I watched this scene knowing I’d experienced it, at least in part, as I expect many, many people have. Sex is coercion, or can be, and you can’t always place how you feel about an act until it’s already happened, and it’s too late, especially when it’s quick to happen like this is. Sex with the wrong partner can also be completely out of your control, as it is here. I know now the apartment is a warning sign, a get-out-cue if there ever was one. If nails, and trash, and someone else’s heels are on the floor, you shouldn’t be there, it’s time to leave. But knowing when to trust and not trust someone can be a tricky thing, and it’s important we see that, that it’s a TV story line that’s told, and not a shameful detail we tell as a joke, a lesson learned, or regret.
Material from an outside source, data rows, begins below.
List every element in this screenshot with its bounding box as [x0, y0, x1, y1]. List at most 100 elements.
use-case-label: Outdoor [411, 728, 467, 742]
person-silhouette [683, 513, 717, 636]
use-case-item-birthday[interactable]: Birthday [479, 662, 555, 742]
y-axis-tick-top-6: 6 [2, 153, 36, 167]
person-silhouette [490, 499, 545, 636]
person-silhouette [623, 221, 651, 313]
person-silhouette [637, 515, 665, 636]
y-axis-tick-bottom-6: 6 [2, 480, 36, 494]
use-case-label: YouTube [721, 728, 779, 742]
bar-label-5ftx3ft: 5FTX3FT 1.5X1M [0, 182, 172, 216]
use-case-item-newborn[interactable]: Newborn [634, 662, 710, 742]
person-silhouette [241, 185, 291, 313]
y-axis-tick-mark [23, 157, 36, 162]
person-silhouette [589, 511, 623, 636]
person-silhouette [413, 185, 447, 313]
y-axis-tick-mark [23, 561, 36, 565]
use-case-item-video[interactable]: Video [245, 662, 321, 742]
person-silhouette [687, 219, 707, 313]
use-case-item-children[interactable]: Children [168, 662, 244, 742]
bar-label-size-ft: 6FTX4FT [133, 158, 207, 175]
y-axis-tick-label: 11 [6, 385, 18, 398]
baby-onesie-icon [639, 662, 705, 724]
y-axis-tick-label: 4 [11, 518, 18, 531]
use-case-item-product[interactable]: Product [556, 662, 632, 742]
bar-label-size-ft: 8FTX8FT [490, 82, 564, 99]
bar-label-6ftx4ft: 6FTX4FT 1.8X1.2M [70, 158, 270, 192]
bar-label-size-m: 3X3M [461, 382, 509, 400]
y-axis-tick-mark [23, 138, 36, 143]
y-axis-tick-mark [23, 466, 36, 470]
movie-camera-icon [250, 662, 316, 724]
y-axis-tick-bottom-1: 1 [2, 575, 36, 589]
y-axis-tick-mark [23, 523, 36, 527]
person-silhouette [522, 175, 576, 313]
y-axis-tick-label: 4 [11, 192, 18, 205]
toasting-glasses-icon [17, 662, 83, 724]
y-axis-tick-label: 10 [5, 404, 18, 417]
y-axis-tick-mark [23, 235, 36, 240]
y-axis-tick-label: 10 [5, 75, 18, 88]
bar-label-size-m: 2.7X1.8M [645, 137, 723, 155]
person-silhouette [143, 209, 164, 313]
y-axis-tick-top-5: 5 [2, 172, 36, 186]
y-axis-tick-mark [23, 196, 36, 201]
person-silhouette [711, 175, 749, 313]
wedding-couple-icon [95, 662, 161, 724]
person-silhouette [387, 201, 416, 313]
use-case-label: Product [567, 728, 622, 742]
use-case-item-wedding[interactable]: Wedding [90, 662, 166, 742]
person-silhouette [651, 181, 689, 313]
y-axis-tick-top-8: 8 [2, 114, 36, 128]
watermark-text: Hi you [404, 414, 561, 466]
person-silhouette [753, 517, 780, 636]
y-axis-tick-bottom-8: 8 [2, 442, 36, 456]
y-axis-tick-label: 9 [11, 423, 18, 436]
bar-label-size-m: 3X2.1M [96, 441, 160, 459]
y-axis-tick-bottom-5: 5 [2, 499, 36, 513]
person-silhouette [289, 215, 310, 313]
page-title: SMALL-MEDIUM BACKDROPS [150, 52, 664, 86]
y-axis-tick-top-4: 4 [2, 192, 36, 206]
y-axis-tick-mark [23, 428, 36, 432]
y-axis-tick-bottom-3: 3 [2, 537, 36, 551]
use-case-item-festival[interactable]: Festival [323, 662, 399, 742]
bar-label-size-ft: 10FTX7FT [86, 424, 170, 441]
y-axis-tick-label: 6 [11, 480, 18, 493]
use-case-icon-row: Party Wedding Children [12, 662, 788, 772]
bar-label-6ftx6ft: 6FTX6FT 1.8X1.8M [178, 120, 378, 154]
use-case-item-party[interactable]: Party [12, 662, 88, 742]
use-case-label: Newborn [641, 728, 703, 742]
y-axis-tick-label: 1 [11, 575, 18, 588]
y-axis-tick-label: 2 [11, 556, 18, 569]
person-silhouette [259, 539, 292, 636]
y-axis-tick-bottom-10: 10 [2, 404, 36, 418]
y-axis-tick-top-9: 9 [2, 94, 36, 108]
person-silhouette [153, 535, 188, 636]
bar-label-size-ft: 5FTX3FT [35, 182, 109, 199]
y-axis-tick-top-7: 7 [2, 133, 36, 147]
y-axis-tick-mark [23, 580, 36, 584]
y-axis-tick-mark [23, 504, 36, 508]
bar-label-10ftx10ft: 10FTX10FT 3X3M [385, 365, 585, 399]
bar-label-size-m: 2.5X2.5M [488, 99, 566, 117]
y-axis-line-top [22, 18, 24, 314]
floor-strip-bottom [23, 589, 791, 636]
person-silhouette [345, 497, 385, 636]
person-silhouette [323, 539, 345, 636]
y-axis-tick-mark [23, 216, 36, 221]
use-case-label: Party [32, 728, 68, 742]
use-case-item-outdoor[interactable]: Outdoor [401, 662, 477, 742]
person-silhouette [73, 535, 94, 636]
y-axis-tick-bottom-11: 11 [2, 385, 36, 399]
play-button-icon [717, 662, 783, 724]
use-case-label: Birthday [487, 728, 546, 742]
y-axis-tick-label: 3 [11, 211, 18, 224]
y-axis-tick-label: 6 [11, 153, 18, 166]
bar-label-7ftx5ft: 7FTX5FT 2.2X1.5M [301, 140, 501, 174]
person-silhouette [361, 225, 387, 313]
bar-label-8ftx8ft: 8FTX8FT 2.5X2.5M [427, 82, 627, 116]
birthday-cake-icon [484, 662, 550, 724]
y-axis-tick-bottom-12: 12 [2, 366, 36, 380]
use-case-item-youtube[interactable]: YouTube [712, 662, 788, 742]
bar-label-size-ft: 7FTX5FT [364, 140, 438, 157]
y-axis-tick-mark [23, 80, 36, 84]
When to revoke trust is also key, is no longer a clean-cut case of boyfriend and lover, with respect and consent as revocable attributes at any point of the night, even, and especially, during.

I also wonder if we’ve seen this scenario before, just set in a cleaner, brighter room, played completely for comedy. In numerous Sex and the City episodes, each of the characters encounters bad, grimace-worthy sex, which they’d rather they hadn’t had. Charlotte (played by Kristin Davis) may not have told men to stop mid-way, but she sure looked like she wanted to. She cringed as a man called her a whore (apparently involuntarily) and waited for it to be over. Miranda (played by Cynthia Nixon) is degraded as a partner insists on watching porn during sex, paying little to no attention to her, and when a man says she’ll enjoy an oral sex act she’s never tried, she refuses then changes her mind mid-way. And perhaps most notably, when Carrie (Sarah Jessica Parker) sees Jack Berger’s apartment for the first time, she tells him she’s seen it all, including dead bodies. “Men left to their own devices,” she says.

And can anyone say, in good conscience, that Joey Tribbiani wasn’t a massive sexual offender/predator/probably on a wanted poster somewhere? But until recently, sex on TV, for the most part, has been played for laughs. So discussion, and a change, is welcome.

This penultimate episode of Girls leaves us precariously wondering what happens next, what resolution, if any, we’ll find before summer break. The set-up suggests that Hannah and Adam will reunite, somehow, following his forced break from this new girlfriend. That Hannah and Adam are both on a disaster course ready to destroy themselves and others in any order.

But if they end up together, I’ll stop watching. If that’s where this is heading, I don’t want in. How Adam’s indiscretion is dealt with in the next episode will tell us everything about Girls and the ground it’s prepared to cover. After this, Adam can’t be love-interest-extraordinaire, but only ex-boyfriend, approach-with-caution. Everyone makes mistakes, sure, but a temporary flailing (such as Marnie’s quarter life crisis, or Hannah’s OCD episode) can only explain so much, it can’t diminish responsibility. And Adam’s beyond reproach now. He’s not Chris Noth by any stretch of the imagination. And Mr. Big was a real dick some times, let’s be honest. He didn’t always act responsibly, didn’t deserve Carrie’s undying attention and advances. But he didn’t do this (that we know of).

In episode 10, the police need to turn up, or there should be a discussion about what just happened. No more bullshit excuses. Adam’s not endearing anymore.  If there’s any sort of promise of a romantic way back from this, I’m finding other shows to watch. Maybe like Nashville. Who knows? But I’m out.